For more than twenty years, Sister Hazel - Ken Block, Jett Beres, Andrew Copeland, Ryan Newell and Mark Trojanowski - has built a solid musical connection with fans via their numerous albums, hit songs and live shows. They return February 19th with their thirteenth release, Lighter In The Dark, which was recorded in Nashville’s Tin Ear Studio and produced by their longtime engineer Chip Matthews. In advance of the release, Jett Beres kindly took the time to answer some questions via email about the album, the songwriting process & more.
Not every band has the longevity in the business that Sister Hazel has had; what is the key to staying together for twenty years?
Patience, Gratitude, and Acceptance: Patience creatively, professionally, and emotionally; Gratitude for the opportunity we’ve been given to make music for a living; Acceptance for who we are both in the band, and in our lives outside of it. It’s a marriage, and just like anyone married that long will tell you…It’s WORK, but if the high’s outweigh the low’s, it’s totally worth it!
Sister Hazel often had a country and maybe, Americana, feel. Was it conscious from the beginning that this record would be country or did that happen after you had the songs completed?
There are peices of all of it that make up who we are, and what our music has come to mean to people. We are five very differently influenced musicians with a love and acceptance of a wide variety of music. We understand the industry’s need to put music in a category, but after 20 years of making records, I think you should get your own category. This one is called “Hazelfied.” We play our own blend of music inspired by our Florida roots. It is Country. It is Americana. It is Rock, and pop, and Alt. Don’t put Baby in a corner.
What if anything did you do differently with this record from the other twelve?
We wrote, and wrote, and wrote for 5 years, longer than any other record. We collaborated with some of the best songwriters in the country to learn different approaches to song crafting. We opened our minds to different approaches of recording. We let go of the reins in order to stop overthinking the process. Finally, and several senses of the word, we Listened to each other.
Do you all typically write from personal experience, the experience of others, something altogether different or a mix?
It completely depends upon the song. I think it’s typically a blend of personal and outside experience(s). A personal experience will start the ball rolling, then outside stories, either ficticious or factual will weave their way in.
There are songs on the album that are really fun, but there are also some seriously emotional songs like one of my favorites, the closer “Ten Candle Days.” What is the story behind that song?
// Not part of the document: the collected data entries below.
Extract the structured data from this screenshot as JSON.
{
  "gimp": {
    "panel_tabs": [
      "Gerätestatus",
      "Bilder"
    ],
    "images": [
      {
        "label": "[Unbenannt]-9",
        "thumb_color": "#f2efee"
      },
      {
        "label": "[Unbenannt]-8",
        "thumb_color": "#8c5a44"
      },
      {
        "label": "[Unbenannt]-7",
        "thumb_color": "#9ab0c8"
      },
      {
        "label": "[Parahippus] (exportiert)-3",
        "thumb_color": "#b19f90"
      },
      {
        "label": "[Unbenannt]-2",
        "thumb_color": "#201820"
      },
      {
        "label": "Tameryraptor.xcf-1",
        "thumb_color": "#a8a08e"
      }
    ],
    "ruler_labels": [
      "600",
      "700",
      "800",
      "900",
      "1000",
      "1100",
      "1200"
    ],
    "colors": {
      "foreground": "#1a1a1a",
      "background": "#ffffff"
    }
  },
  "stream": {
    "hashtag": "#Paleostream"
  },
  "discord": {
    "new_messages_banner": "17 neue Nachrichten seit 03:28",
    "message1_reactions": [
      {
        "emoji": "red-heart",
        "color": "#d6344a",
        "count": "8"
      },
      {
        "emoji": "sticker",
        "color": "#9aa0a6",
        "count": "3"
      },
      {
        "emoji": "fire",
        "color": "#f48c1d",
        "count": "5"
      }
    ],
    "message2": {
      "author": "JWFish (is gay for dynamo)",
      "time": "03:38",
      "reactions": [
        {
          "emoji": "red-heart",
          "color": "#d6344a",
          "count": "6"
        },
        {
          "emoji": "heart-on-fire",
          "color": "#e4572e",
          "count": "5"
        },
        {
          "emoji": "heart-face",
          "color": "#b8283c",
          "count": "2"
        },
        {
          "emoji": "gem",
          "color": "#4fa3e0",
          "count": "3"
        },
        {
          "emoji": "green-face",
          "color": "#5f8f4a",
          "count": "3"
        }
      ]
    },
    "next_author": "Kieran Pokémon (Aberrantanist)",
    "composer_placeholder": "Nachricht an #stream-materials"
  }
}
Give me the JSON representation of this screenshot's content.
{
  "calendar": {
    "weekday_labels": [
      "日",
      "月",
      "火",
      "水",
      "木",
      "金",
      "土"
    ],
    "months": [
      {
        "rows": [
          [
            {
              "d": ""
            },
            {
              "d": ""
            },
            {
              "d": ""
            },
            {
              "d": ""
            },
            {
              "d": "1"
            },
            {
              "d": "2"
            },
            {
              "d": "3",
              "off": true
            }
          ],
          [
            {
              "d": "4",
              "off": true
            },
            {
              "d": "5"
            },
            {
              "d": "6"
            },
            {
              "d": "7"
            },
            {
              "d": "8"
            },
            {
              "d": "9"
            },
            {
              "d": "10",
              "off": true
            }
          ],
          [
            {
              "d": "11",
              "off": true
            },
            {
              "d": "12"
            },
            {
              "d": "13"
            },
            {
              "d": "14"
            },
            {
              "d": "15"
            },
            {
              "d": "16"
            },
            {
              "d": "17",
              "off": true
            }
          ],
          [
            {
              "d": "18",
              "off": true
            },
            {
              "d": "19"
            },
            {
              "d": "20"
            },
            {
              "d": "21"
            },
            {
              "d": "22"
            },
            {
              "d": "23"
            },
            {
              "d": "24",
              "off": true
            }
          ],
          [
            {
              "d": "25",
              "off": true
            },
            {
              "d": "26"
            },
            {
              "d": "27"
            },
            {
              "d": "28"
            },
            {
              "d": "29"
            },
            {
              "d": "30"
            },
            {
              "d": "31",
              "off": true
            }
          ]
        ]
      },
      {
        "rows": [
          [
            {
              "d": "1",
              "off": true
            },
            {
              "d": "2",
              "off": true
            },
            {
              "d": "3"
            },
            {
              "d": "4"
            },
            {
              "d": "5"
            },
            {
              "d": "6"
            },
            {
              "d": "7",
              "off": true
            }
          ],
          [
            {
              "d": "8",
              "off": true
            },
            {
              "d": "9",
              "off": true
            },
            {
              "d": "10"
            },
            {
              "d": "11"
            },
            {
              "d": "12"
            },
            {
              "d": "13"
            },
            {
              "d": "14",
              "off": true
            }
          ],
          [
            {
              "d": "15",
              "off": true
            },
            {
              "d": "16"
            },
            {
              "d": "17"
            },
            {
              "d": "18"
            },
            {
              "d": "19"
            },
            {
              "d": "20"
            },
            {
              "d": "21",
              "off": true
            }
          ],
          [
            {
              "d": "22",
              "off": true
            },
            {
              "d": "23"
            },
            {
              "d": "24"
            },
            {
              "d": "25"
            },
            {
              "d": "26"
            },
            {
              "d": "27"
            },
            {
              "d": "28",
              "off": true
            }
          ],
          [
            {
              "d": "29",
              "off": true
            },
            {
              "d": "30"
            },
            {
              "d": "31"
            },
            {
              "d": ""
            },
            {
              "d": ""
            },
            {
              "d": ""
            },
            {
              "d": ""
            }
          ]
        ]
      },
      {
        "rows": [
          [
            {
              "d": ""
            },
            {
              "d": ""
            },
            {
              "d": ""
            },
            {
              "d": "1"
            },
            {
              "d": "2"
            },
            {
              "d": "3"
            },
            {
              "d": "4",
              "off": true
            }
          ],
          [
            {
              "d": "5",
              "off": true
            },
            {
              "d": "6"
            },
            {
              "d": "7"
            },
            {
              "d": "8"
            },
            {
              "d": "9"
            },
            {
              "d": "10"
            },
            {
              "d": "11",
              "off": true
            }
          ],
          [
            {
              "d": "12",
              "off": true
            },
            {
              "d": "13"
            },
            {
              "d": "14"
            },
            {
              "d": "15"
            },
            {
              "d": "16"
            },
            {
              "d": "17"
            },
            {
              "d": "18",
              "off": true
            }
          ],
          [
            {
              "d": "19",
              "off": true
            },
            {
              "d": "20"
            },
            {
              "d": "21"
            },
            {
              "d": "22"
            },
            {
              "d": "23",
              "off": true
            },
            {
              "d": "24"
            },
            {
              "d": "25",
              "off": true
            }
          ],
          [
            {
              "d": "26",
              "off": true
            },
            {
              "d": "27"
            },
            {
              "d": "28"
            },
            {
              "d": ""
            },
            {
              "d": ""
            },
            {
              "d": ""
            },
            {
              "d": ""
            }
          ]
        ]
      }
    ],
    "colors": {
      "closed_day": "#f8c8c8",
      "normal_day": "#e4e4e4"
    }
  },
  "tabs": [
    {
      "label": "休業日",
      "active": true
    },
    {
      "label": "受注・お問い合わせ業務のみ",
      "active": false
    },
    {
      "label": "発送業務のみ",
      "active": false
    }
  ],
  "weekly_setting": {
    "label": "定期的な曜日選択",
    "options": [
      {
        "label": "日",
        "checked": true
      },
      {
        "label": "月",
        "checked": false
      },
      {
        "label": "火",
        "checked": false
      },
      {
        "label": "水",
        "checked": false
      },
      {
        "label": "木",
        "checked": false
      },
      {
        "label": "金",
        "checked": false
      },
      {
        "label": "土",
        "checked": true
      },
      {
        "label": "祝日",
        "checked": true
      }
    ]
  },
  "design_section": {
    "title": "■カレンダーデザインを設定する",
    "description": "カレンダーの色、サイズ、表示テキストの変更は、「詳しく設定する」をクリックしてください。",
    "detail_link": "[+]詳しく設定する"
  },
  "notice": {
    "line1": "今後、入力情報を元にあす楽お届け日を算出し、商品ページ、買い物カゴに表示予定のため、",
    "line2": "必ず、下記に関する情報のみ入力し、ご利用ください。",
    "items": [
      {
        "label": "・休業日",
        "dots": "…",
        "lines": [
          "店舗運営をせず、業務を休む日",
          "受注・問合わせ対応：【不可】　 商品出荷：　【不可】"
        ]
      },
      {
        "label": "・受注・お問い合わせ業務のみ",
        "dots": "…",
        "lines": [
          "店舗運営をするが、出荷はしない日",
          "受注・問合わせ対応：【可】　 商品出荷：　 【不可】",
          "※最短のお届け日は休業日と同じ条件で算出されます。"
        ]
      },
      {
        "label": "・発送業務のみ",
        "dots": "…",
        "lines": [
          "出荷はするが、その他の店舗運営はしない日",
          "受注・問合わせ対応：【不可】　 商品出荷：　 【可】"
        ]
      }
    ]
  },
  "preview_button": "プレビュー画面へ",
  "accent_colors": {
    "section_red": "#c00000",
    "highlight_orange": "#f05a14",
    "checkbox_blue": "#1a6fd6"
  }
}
I was vacationing in Colorado, and took my family on a tour of an abandoned Silver Mine. The tour guide was actually a miner there from before it closed, and had 2 hours worth of stories. The most standout being the one about the miners carrying 10 candles into the mine with them, each lasting an hour, to tell when their shift was up. I wrote the song on a barf bag on the plane ride home the next day. In typical Hazel collaborative fashion, Ken calls me with an idea for a twist. He says, 'hey Beres good song, but what if you made the story about a bunch of brothers…you know, like us.' Viola!
Why did you choose Lighter In The Dark for the title?
“I’m just a kid from Gainesville watchin’ Petty with my lighter in the dark…yeah.” It’s from a song on this record called “Something to Believe In” and it’s our story in a lyric. We started out young and hungry from a little town, watching one of our rock n roll heroes make it big. We dreamed of one day being on stage like him. Along the way we experienced life for all it’s bobs and weaves, and standing 8 counts. One thing was consistent…Our “Lighter in the Dark” was and is our music. Back then our hopes, today our guide.
What is the significance of the album artwork?
We thought the album art should feel iconic to live up to the title. Tube-amps seemed like a unique way to symbolize music being a visual source of illumination. We made them gigantic in scale on the horizon as if it were the source of the sun, and then put a single person walking toward it. It’s supposed to provoke an emotion….or just look really cool.
Will you be touring the US in support of the album and if so will there be any new markets that you might be visiting for the first time?
We plan on touring the entire U.S. on this next record. We’ve been lucky to have a very diverse following throughout our career. Our experience is that the “country crowd” that comes to a Sister Hazel concert are typically pickers and grinners, and we love both. True appreciators of music on both the musical and fun end of the spectrum. At the end of the day, our live show is probably a little bit of both.
After 20 years, is there anything yet that you want to do; to cross off the proverbial “bucket list?”
We want to play to our fans in Brazil, Sweden, England, Germany, and Australia. After all this time, we have never been. We get requests on a regular basis, and it’s high time we pay them a visit.
Finally, in the spirit of the year end best of lists, do you have a favorite album (any genre) from 2015, and if so which one?
Kid Rock, First Kiss. I think he nailed it with this record. I loved the early stuff, and appreciate his musical journey. I think he’s finally found his sound!